The present battle between feminazis and trannies is a red-on-red conflict, as both evil ideologies spring from precisely the same source:
Conceptually, people think of the Devil as masculine. He is the ultimate “bad guy”, double emphasis on the “bad” and the “guy”. Traditionally theologians have largely conceptualized the Devil as a man, or manlike figure, and denoted him with the masculine pronoun, ‘he’.[6] However, as Faxneld notes, not all have agreed with this summation. As the Devil is an angel, this means he does not conform to the gender norms that men and women are formed in. Christian theological tradition does not require that the Devil conforms to a particular sex, indeed it was recognized that demons could take the forms of any gender as they chose.
Anyone who has read the ancient Greek tales will be familiar with the way that the Greek deities could change gender at will, often using this to trick their victims and even at times the heroes of the tale. Minerva in Homer’s Odyssey is one example, but Odin was known to do the same thing, and many others. In fact, it was a consistent theme throughout the pagan pantheons to have gods transgressing all boundaries, including gender boundaries.
From a Christian perspective these beings were neither fake, nor gods. They were a combination of legends and people’s encounters with demonic beings. It is easy to understand why the early Church, and many in the Medieval Church, viewed Satan neither as male nor female, but as a boundary transgressing being, who took on the form that was useful in the moment.
In many medieval and early modern representations of the Devil he is shown to be an “hermaphrodite monster”. Demons were viewed as ontologically unstable creatures that crossed gender and species boundaries. “Gender-bending would then be another sign of the liminal and blasphemously category-defying nature of Lucifer and his demons (figures 2.2 and 2.3).” Faxneld shares with us some abominable examples of how the early modern artists visualized the Devil in figures 1 and 2.
As you can see, it was common for the Devil, and demons, to be visualized as inherently unstable beings that conformed not only to no gender boundaries, but no natural boundaries either. The devil is the ultimate boundary breaking entity, which is really a good description of evil itself. Evil intent consists in the desire and intention to transgress the boundaries laid out by God himself. Indeed, one of the words for sin in the Bible is transgression, which literally means to transgress the boundaries of what the Lord says is good. Evil inherently transgresses all of God’s good boundaries.
But not only was the Devil represented by such boundary transgressing beings, he was also conceptualized or represented as a woman, or a serpent-woman. For instance, in one Christian work “Livre pour l’enseignement de ses filles (‘Book for the Education of his Daughters’, 1371–1372), the author,
“…Geoffrey attempts to instil in his daughters the lesson that women should defer to fathers and husbands in anything but domestic matters and makes his point by retelling how Eve broke this rule when she conversed with the serpent, ‘whiche as the Hystorye sayth hadde a face ryght fayre lyke the face of a woman’.”

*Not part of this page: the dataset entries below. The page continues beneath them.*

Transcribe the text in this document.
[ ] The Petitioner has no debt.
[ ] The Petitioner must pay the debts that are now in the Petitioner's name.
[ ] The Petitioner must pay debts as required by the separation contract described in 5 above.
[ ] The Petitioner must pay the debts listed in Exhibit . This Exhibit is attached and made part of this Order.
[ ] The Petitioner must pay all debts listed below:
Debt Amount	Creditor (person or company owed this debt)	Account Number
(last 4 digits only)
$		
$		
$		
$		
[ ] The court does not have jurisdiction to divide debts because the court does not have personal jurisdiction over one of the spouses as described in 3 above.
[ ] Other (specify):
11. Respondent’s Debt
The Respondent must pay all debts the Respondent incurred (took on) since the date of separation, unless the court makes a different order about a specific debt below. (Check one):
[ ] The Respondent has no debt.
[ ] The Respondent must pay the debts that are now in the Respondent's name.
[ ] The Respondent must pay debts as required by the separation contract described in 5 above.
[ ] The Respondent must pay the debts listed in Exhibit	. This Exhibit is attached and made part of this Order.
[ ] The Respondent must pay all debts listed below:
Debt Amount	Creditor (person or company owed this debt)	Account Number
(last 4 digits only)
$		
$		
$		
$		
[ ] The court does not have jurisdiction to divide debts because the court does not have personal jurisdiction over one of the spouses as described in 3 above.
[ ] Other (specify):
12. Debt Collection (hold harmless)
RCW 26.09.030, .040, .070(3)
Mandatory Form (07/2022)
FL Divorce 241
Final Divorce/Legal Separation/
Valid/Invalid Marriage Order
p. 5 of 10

It may be strange for us to conceptualize a feminine Satan, because it is more common to view him as masculine, but this was a consistent image throughout Church history.
“…A more straightforwardly female Satan can be seen in the actually very common depictions of the snake in the Garden of Eden with a woman’s head on its serpentine body and sometimes also the breasts of a woman…Exactly when the notion of a female snake was established is difficult to say, but the earliest translation of the Bible into Latin rendered the word as serpens—feminine gender.”
Indeed, according to J. B. Trapp “it was the most frequent way of representing the Edenic serpent from the late twelfth century until the late sixteenth century, when the human features of the creature disappear and it becomes, once more, only reptilian.” This is interesting that the devil would be represented by feminine imagery, but again, note, the Devil is not a man nor a woman, Satan is a fallen spiritual being. The Devil is inherently in a different category. Even if you want to argue the Scriptures lean towards presenting him as male figure, note, the view that he transgressed all boundaries is inherent in his rebellion against God’s good boundaries and in his role as ‘The Evil One’.
The most famous image representing the Devil’s transgender nature is the Baphomet. Baphomet is a hermaphrodite figure, and one of the most recognized symbols of Satan in the last century or so. Baphomet was first visually conceptualized by French occultist Éliphas Lévi “in his book Dogme et rituel de la haute magie (‘Dogma and Ritual of the High Magic’, 1855) and elsewhere.”
Note, we are not seeking here to establish precisely how Scripture describes the gender of the Devil. The point is to establish that a lot of historical Christian theology viewed the Devil as a being that transgresses all boundaries, and early feminists were inspired by this and took this idea and ran with it. They turned this transgender being into a liberator of women.
Notice how evil always inverts. “The Light of the World” became “the Dark Ages”. The revival of satanic darkness became “the Enlightenment”. And the enslavement of women to sin and self-destruction became “Women’s Liberation”.
If you want to discern if something has satanic roots, look for the inversion. Once you spot it, you’ll scent the sulfur soon enough.